A pull-based replication model is the norm for brokers where dedicated fetcher threads periodically pull data between broker pairs. Each replica is a byte-for-byte copy of each other, which makes this replication offset preserving. The number of replicas is determined by the replication factor. The leader maintains a ledge called the in-sync replica set, where messages are committed by the leader after all replicas in the ISR set replicate the message. Global availability demands that brokers are deployed with different deployment modes. Two popular deployment modes are 1) a single broker that stretches over multiple clusters and 2) a federation of connected clusters.

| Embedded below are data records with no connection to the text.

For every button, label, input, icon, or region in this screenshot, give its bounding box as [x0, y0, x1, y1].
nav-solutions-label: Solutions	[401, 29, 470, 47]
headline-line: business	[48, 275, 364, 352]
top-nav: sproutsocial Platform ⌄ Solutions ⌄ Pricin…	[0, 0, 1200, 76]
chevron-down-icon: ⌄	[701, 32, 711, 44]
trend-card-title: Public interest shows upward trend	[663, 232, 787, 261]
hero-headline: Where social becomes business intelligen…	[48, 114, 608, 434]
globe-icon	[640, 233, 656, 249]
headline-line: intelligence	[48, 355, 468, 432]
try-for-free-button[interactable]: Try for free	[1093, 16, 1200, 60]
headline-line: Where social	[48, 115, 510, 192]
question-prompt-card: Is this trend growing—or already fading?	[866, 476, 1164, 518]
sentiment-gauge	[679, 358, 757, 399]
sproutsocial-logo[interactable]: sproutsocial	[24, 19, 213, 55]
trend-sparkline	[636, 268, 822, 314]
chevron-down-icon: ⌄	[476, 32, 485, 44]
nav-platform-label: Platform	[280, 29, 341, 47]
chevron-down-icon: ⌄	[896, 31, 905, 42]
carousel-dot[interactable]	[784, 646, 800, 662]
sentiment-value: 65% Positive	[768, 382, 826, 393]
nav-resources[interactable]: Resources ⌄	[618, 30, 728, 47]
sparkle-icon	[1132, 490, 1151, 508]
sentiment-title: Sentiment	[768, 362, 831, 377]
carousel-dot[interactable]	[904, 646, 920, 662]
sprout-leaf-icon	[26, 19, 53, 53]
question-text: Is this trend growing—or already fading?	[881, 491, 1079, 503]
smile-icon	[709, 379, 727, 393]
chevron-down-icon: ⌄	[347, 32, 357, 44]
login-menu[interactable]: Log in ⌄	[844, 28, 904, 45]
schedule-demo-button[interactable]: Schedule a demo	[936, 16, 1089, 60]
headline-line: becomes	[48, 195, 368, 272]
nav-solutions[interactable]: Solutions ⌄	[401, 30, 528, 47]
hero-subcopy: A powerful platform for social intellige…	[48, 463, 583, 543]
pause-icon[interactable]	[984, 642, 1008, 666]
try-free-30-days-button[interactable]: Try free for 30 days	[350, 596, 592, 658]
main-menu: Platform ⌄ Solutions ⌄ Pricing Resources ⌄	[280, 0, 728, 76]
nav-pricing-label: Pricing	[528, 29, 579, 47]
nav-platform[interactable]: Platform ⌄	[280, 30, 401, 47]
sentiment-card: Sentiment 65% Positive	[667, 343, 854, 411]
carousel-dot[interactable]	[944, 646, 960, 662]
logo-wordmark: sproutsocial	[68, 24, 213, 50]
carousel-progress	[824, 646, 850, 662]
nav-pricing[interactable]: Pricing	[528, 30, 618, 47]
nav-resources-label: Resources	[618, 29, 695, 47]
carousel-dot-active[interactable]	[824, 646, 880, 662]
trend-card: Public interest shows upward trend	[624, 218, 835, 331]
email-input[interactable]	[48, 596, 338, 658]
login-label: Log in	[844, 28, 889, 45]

Some replicas are asynchronous by nature and are called observers. They do not participate in the in-sync replica or become a partition leader, but they restore availability to the partition and allow producers to produce data again. Connected clusters might involve clusters in distinct and different geographic regions and usually involve linking between the clusters. Linking is an extension of the replica fetching protocol that is inherent to a single cluster. A link contains all the connection information necessary for the destination cluster to connect to the source cluster. A topic on the destination cluster that fetches data over the cluster link is called a mirror topic. This mirror may have a same or prefixed name, synced configurations, byte for byte copy and consumer offsets as well as access control lists.

Managed services over brokers complete the delivery value to the business from standalone deployments of brokers such that cluster sizing, over-provisioning, failover design and infrastructure management are automated. They are known to amplify the availability to 99.99% uptime service-level agreement. Often, they involve a replicator which is a worker that executes connector and its tasks to co-ordinate data streaming between source and destination broker clusters. A replicator has a source consumer that consumes the records from the source cluster and then passes these records to the Connect framework. The Connect framework would have a built-in producer that then produces these records to the destination cluster. It might also have dedicated clients to propagate overall metadata updates to the destination cluster.

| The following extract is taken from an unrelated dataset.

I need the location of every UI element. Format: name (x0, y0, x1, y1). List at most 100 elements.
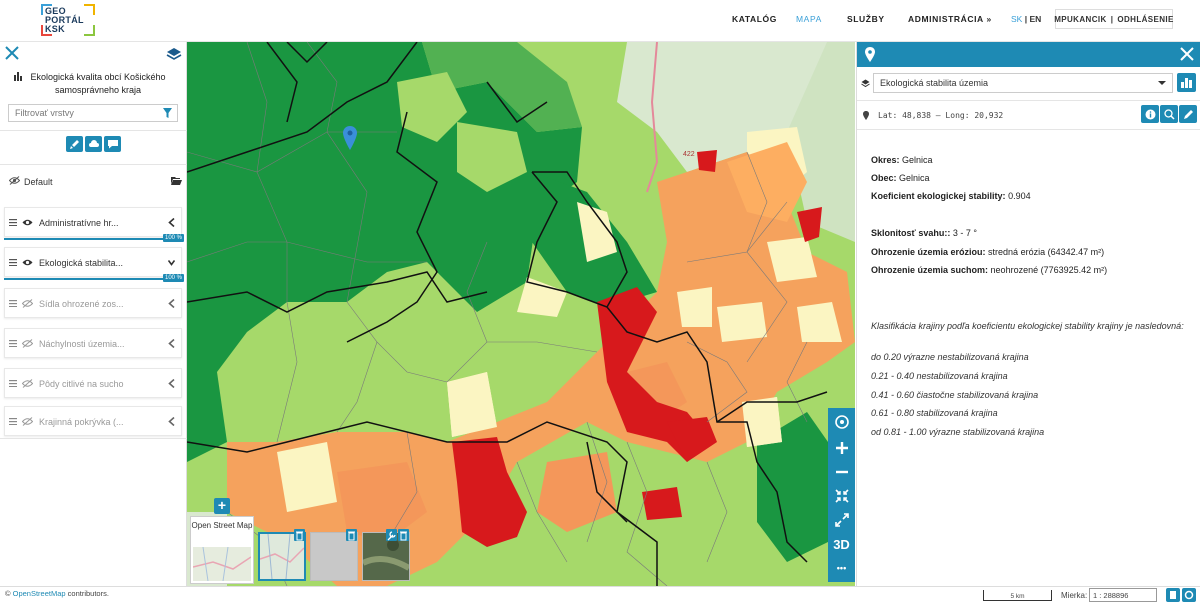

In a geographically distributed replication for business continuity and disaster recovery, the primary region has the active cluster that the producers and consumers write to and read from, and the secondary region has read-only clusters with replicated topics for read only consumers. It is also possible to configure two clusters to replicate to each other so that both of them have their own sets of producers and consumers but even in these cases, the replicated topic on either side will only have read-only consumers. Fan-in and Fan-out are other possible arrangements for such replication.

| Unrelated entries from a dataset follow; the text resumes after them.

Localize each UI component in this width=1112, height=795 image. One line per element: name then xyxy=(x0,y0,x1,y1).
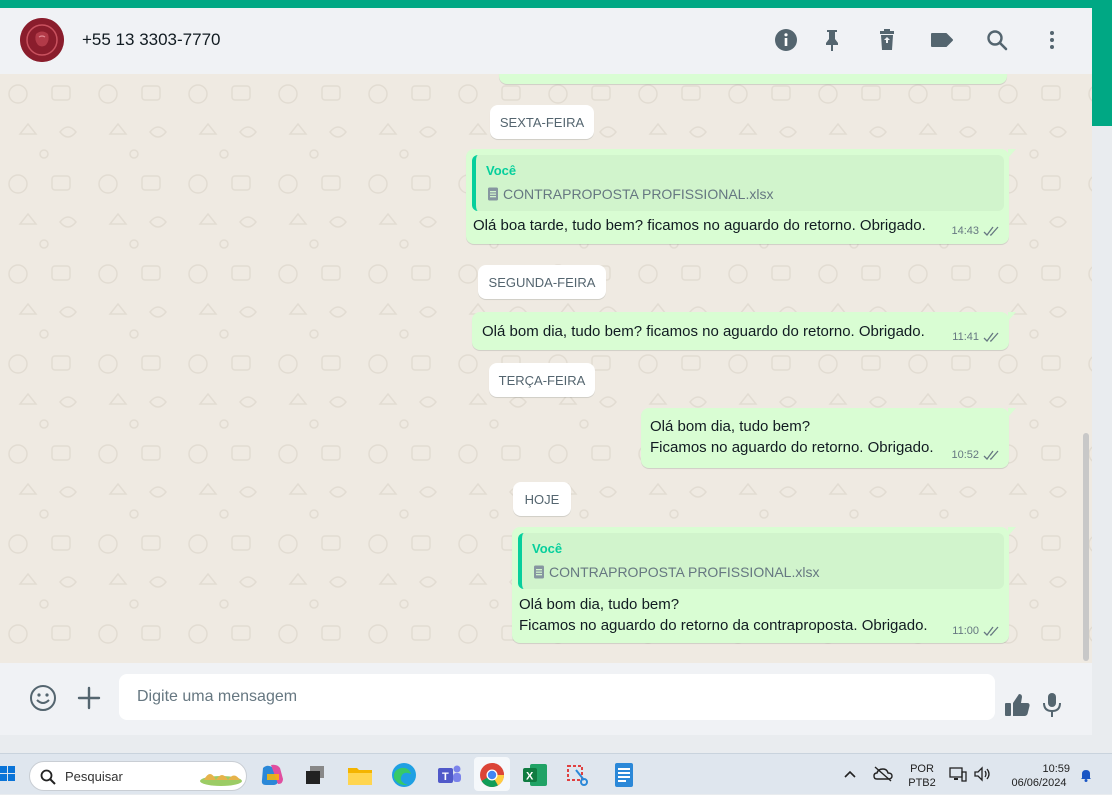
taskbar-search-label: Pesquisar xyxy=(65,769,123,784)
contact-name[interactable]: +55 13 3303-7770 xyxy=(82,30,221,50)
chat-scrollbar[interactable] xyxy=(1083,433,1089,661)
clock-date: 06/06/2024 xyxy=(1011,777,1067,789)
message-composer xyxy=(0,663,1092,735)
search-highlight-icon xyxy=(200,774,242,786)
search-icon[interactable] xyxy=(984,27,1010,53)
notepad-icon[interactable] xyxy=(609,760,639,790)
volume-icon[interactable] xyxy=(973,766,991,782)
more-icon[interactable] xyxy=(1039,27,1065,53)
document-icon xyxy=(534,565,544,579)
file-explorer-icon[interactable] xyxy=(345,760,375,790)
message-bubble[interactable]: Olá bom dia, tudo bem? Ficamos no aguard… xyxy=(641,408,1016,468)
network-icon[interactable] xyxy=(949,766,967,782)
contact-avatar[interactable] xyxy=(20,18,64,62)
keyboard-language[interactable]: POR PTB2 xyxy=(902,762,942,790)
window-accent-edge xyxy=(1092,8,1112,126)
message-meta: 10:52 xyxy=(951,449,1001,461)
quote-author: Você xyxy=(486,163,517,178)
search-icon xyxy=(40,769,56,785)
onedrive-offline-icon[interactable] xyxy=(873,766,893,782)
taskbar-search[interactable]: Pesquisar xyxy=(29,761,247,791)
message-time: 14:43 xyxy=(951,225,979,237)
info-icon[interactable] xyxy=(773,27,799,53)
message-text: Olá bom dia, tudo bem? Ficamos no aguard… xyxy=(650,418,934,456)
message-text: Olá boa tarde, tudo bem? ficamos no agua… xyxy=(473,217,926,234)
date-chip-monday: SEGUNDA-FEIRA xyxy=(478,265,606,299)
svg-text:T: T xyxy=(442,771,449,783)
thumbs-up-icon[interactable] xyxy=(1002,690,1032,720)
quote-author: Você xyxy=(532,541,563,556)
quote-file-name: CONTRAPROPOSTA PROFISSIONAL.xlsx xyxy=(503,186,774,202)
message-list[interactable]: SEXTA-FEIRA Você CONTRAPROPOSTA PROFISSI… xyxy=(0,74,1092,663)
quoted-message[interactable]: Você CONTRAPROPOSTA PROFISSIONAL.xlsx xyxy=(472,155,1004,211)
message-time: 10:52 xyxy=(951,449,979,461)
windows-taskbar: Pesquisar T X POR PTB2 10:59 06/06/2024 xyxy=(0,753,1112,794)
read-ticks-icon xyxy=(983,332,999,342)
clock[interactable]: 10:59 06/06/2024 xyxy=(1000,762,1078,790)
date-chip-today: HOJE xyxy=(513,482,571,516)
chrome-icon[interactable] xyxy=(474,757,510,791)
message-bubble[interactable]: Olá bom dia, tudo bem? ficamos no aguard… xyxy=(472,312,1016,350)
read-ticks-icon xyxy=(983,226,999,236)
message-text: Olá bom dia, tudo bem? ficamos no aguard… xyxy=(482,323,925,340)
whatsapp-window: +55 13 3303-7770 SEXTA-FEIRA Você CONTRA… xyxy=(0,8,1092,735)
message-input[interactable] xyxy=(119,674,995,720)
teams-icon[interactable]: T xyxy=(434,760,464,790)
language-code: POR xyxy=(910,763,934,775)
snipping-tool-icon[interactable] xyxy=(564,760,594,790)
notification-bell-icon[interactable] xyxy=(1079,768,1093,782)
quote-file-name: CONTRAPROPOSTA PROFISSIONAL.xlsx xyxy=(549,564,820,580)
message-bubble-partial[interactable] xyxy=(499,74,1007,84)
clock-time: 10:59 xyxy=(1042,763,1070,775)
date-chip-friday: SEXTA-FEIRA xyxy=(490,105,594,139)
excel-icon[interactable]: X xyxy=(520,760,550,790)
plus-icon[interactable] xyxy=(74,683,104,713)
message-meta: 11:41 xyxy=(952,331,1001,343)
emoji-icon[interactable] xyxy=(28,683,58,713)
delete-icon[interactable] xyxy=(874,27,900,53)
message-meta: 11:00 xyxy=(952,625,1001,637)
message-time: 11:00 xyxy=(952,625,979,637)
read-ticks-icon xyxy=(983,450,999,460)
svg-text:X: X xyxy=(526,771,534,783)
date-chip-tuesday: TERÇA-FEIRA xyxy=(489,363,595,397)
message-bubble[interactable]: Você CONTRAPROPOSTA PROFISSIONAL.xlsx Ol… xyxy=(466,149,1016,244)
edge-icon[interactable] xyxy=(389,760,419,790)
message-meta: 14:43 xyxy=(951,225,1001,237)
chat-header: +55 13 3303-7770 xyxy=(0,8,1092,75)
label-icon[interactable] xyxy=(929,27,955,53)
keyboard-layout: PTB2 xyxy=(908,777,936,789)
microphone-icon[interactable] xyxy=(1037,690,1067,720)
window-accent-bar xyxy=(0,0,1112,8)
quoted-message[interactable]: Você CONTRAPROPOSTA PROFISSIONAL.xlsx xyxy=(518,533,1004,589)
document-icon xyxy=(488,187,498,201)
message-text: Olá bom dia, tudo bem? Ficamos no aguard… xyxy=(519,596,928,634)
pin-icon[interactable] xyxy=(819,27,845,53)
read-ticks-icon xyxy=(983,626,999,636)
windows-start-icon[interactable] xyxy=(0,766,16,782)
tray-overflow-icon[interactable] xyxy=(843,767,857,781)
copilot-icon[interactable] xyxy=(257,760,287,790)
message-time: 11:41 xyxy=(952,331,979,343)
message-bubble[interactable]: Você CONTRAPROPOSTA PROFISSIONAL.xlsx Ol… xyxy=(512,527,1016,643)
task-view-icon[interactable] xyxy=(301,760,331,790)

Disaster recovery almost always occurs with a failover of the primary active cluster to a secondary cluster. When disaster strikes, the maximum amount of data usually measured in terms of time that can be lost after a recovery is minimized by virtue of this replication. This is referred to as the Recovery Point Objective. The targeted duration until the service level is restored to the expectations of the business process is referred to as the Recovery Time Objective. The recovery helps the system to be brought back to operational mode. Cost, business requirements, use cases and regulatory and compliance requirements mandate this replication and the considerations made for the data in motion for replication often stand out as best practice for the overall solution.